Nel 2013, il casinò online ha celebrato il suo 80° anniversario.

Insolvenza e procedure legali
Il 27 luglio 2018, il Tribunale di Como ha dichiarato il casinò insolvente e la sua amministrazione è stata affidata a curatori fallimentari. La richiesta di fallimento è stata presentata dal procuratore distrettuale di Como a seguito dell’incapacità del casinò di pagare i debiti dovuti al Comune di Campione, unico investitore, causando la sua crisi finanziaria. Il procuratore distrettuale Pasquale Addesso ha richiesto il fallimento della casa da gioco a seguito dei milioni di debiti contratti con il Comune. Al 30 aprile 2018, i debiti ammontavano a 132 milioni di euro, di cui 132 milioni di euro. 22 milioni erano dovuti al comune.

Segnali di un possibile fallimento si erano infatti già manifestati all’inizio dell’anno, con il licenziamento cumulativo di 109 dipendenti su 492, una decisione definita dal sindaco dell’enclave Roberto Salmoiraghi e dall’amministratore unico Marco Ambrosini come “azione dovuta in risposta all’istanza di fallimento presentata dalla Procura di Como”.

L’insolvenza del casinò è stata confermata nel 2018 con la dichiarazione di stato di crisi economica del comune, le dimissioni di 4 consiglieri e il conseguente scioglimento del consiglio comunale eletto nel 2017, la visita di un curatore fallimentare straordinario e di un commissario prefettizio e l’ulteriore licenziamento di 86 dei 102 dipendenti del distretto, con notevoli ripercussioni negative per la popolazione residente. La decisione era stata inizialmente sospesa dal Tribunale Amministrativo Regionale (TAR), e tale decisione è stata confermata nel giugno 2019 dal Consiglio di Stato a Roma.

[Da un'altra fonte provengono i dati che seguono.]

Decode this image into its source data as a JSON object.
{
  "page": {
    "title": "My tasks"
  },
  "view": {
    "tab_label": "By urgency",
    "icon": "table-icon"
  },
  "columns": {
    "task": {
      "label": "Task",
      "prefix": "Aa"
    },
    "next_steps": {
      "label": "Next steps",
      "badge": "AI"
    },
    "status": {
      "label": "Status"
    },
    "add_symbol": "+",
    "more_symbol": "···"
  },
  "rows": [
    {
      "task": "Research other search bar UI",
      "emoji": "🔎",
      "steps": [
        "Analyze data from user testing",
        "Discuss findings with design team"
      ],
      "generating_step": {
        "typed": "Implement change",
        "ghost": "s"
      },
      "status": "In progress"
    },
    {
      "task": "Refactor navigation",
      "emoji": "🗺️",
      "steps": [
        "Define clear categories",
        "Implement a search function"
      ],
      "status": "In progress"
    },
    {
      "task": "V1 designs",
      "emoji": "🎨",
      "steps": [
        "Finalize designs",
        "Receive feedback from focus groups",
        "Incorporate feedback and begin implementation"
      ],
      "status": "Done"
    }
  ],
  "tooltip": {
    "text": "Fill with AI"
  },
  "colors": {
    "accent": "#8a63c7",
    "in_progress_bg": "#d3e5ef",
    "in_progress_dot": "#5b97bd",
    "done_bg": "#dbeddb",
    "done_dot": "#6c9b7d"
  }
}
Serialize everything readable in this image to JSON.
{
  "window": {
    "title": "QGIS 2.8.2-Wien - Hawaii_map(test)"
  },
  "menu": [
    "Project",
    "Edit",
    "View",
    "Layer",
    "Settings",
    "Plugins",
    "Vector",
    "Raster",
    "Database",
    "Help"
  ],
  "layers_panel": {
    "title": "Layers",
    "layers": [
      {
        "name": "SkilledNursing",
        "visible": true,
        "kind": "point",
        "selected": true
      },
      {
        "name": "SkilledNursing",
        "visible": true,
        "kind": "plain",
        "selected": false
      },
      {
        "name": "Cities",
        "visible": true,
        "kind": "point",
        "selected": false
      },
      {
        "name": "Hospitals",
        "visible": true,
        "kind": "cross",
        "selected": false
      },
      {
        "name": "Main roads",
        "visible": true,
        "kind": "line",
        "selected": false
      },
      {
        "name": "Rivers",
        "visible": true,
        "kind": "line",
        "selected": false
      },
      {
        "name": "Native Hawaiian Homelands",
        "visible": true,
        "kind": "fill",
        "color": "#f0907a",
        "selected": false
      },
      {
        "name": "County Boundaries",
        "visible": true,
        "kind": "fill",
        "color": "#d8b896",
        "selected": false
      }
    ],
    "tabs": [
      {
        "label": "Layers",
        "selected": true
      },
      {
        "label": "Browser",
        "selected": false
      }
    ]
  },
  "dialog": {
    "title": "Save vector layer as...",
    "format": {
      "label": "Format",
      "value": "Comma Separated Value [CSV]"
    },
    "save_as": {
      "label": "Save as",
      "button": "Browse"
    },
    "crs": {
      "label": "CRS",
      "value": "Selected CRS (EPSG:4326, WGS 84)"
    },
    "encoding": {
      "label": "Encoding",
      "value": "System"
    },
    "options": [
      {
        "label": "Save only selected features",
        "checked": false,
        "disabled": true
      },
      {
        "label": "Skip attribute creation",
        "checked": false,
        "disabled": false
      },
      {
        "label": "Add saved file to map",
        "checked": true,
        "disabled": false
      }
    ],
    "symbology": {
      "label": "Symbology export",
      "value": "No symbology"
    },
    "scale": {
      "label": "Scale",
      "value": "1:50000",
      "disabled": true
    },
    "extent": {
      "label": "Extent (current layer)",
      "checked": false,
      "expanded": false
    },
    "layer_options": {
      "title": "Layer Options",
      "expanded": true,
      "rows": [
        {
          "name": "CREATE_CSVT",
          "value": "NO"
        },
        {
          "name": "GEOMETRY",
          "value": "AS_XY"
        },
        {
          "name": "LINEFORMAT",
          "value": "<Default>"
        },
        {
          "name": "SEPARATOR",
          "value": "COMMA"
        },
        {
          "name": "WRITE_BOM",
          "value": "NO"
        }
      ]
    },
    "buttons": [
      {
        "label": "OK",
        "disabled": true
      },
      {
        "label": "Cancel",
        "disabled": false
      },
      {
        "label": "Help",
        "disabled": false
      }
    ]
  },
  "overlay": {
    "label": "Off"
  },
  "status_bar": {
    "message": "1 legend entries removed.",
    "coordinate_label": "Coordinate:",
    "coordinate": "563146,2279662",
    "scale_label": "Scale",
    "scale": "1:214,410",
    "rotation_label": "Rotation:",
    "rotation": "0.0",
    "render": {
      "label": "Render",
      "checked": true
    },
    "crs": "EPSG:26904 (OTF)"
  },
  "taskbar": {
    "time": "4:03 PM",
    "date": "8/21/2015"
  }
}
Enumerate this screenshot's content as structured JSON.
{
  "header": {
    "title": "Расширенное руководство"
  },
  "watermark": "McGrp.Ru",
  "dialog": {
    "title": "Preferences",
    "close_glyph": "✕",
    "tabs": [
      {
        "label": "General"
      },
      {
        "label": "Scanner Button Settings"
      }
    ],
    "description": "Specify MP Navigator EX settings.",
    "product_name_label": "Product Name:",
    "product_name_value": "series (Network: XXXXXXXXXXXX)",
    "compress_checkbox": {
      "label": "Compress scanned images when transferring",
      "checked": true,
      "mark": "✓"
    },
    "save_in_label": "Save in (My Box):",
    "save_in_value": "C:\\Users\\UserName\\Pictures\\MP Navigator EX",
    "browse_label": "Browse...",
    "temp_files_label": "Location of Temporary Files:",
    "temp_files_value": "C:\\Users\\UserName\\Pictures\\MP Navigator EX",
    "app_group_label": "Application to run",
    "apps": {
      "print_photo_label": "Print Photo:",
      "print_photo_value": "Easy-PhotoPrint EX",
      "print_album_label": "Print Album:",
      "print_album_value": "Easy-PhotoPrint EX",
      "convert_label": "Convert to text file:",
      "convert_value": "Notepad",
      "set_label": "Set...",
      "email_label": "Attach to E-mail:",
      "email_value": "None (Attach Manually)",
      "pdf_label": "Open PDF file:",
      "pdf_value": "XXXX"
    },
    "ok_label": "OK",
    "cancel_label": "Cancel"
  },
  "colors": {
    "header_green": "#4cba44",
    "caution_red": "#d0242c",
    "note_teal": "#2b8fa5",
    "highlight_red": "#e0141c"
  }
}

A seguito della chiusura del casinò e del licenziamento collettivo di 482 dipendenti, l’enclave di Campione d’Italia ha registrato un drastico calo dei visitatori attratti dal casinò online, con conseguente rapido peggioramento delle condizioni economiche e sociali della popolazione residente. A causa dei fallimenti personali, sono stati chiusi l’asilo nido e un centro per anziani, e si sono susseguite numerose segnalazioni al Comune da parte di dipendenti pubblici per mancato pagamento degli stipendi e scarso contributo alla realizzazione di servizi essenziali.